Tedjn said:
I have had the same problem understanding this issue. Frequently, textbooks and online websites gloss over the issue with a pithy and unsatisfactory statement about degrees of freedom, leaving me to wonder whether the real explanation has anything to do with degrees of freedom at all.
It is degrees of freedom. Specifically, it's because you're already using the same data to estimate the mean; if you were to know the population mean ahead of time, and were only interested in the variance on its own, then the unbiased estimator would indeed use a denominator of n. What's more common, however, is that you need to first estimate the mean, and then use that estimate in your estimate of the variance. It's this cascaded method of estimation that throws off the variance estimator, and requires the n-1 denominator. Intuitively speaking, introducing the mean estimate into the variance estimator eliminates one degree of freedom because the mean estimate (which is just the population average), together with any n-1 of the samples, uniquely determines the other sample.
Tedjn said:
Why is this, or is division by n-1 just a better estimator than division by n in the finite case. If so, why?
Let's crank through it:
Assume we have n i.i.d. samples \left\{x_1,\ldots,x_n \right\} with mean \mu and variance \sigma^2. First, let's consider what would happen if we knew the true mean \mu and only wanted to estimate the variance:
E\left[ \sum_{i=1}^n (x_i - \mu)^2 \right] = \sum_{i=1}^n E\left[ (x_i - \mu)^2 \right] = n\sigma^2.
Which is to say that we'd use an estimator with denominator n to get an unbiased estimate. So far, so good, right? Now, let's examine what happens if we don't know \mu and instead need to estimate it, using the usual sample average estimator (which is unbiased):
E\left [ \sum_{i=1}^n\left( x_i - \frac{1}{n}\sum_{k=1}^n x_k \right)^2 \right ] = \sum_{i=1}^nE\left[ \left( x_i - \frac{1}{n}\sum_{k=1}^n x_k \right)^2 \right]

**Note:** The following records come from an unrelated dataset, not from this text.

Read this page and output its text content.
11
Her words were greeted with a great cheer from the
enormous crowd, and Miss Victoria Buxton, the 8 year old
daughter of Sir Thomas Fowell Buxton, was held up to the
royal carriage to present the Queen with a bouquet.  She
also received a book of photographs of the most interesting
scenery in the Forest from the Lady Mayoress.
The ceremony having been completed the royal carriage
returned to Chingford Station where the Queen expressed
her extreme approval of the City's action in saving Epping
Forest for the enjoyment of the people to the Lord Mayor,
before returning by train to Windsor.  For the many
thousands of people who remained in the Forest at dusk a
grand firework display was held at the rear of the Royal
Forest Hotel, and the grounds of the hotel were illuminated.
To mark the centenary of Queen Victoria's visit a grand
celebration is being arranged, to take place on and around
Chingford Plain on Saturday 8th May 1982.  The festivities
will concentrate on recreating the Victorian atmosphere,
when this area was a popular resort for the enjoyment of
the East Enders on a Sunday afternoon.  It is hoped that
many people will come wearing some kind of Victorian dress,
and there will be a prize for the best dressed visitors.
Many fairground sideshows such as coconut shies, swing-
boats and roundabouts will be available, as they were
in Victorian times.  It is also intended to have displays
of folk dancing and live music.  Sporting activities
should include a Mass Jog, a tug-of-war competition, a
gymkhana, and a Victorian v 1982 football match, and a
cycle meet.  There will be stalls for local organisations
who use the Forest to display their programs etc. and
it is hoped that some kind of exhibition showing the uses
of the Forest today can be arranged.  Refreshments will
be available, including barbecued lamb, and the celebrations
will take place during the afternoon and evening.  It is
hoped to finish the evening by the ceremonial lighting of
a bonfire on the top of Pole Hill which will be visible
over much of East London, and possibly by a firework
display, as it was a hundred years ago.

= \sum_{i=1}^n E \left[ x_i^2 - \frac{2}{n}x_i\sum_{k=1}^nx_k + \frac{1}{n^2}\left( \sum_{k=1}^n x_k \right)^2 \right]
= n\left( \sigma^2 + \mu^2 - \frac{2}{n}(\sigma^2 + n\mu^2) + \frac{1}{n^2}(n\sigma^2 + n^2\mu^2) \right) = (n-1)\sigma^2
So, we see that the terms arising from the mean estimator (which is a random variable) had the net effect of subtracting \sigma^2 from the sum, requiring a denominator of (n-1) for unbiasedness. I.e., it's like you're estimating the variance with a known mean, but only only (n-1) data points.
A more explicit way to demonstrate this is to write the mean estimate in terms of the true mean: \frac{1}{n}\sum_{i=1}^n x_i = \mu + \epsilon where E(\epsilon) = 0, Var(\epsilon) = \frac{\sigma^2}{n} and E(x_i \epsilon) = \frac{\sigma^2}{n}\,,\,\forall i. Then, the variance estimator looks like:
\sum_{i=1}^nE\left[ (x_i - \mu - \epsilon)^2 \right] = \sum_{i=1}^n E\left[ (x_i - \mu)^2 - 2(x_i-\mu)\epsilon + \epsilon^2 \right] = n\left( \sigma^2 - 2\frac{\sigma^2}{n} + \frac{\sigma^2}{n} \right) = (n-1)\sigma^2.
Comparing that derivation with the fist one (using the true mean, that is), it should be evident that the introduction of the "error term" (\epsilon) has had an effect equivalent to the elimination of a degree of freedom.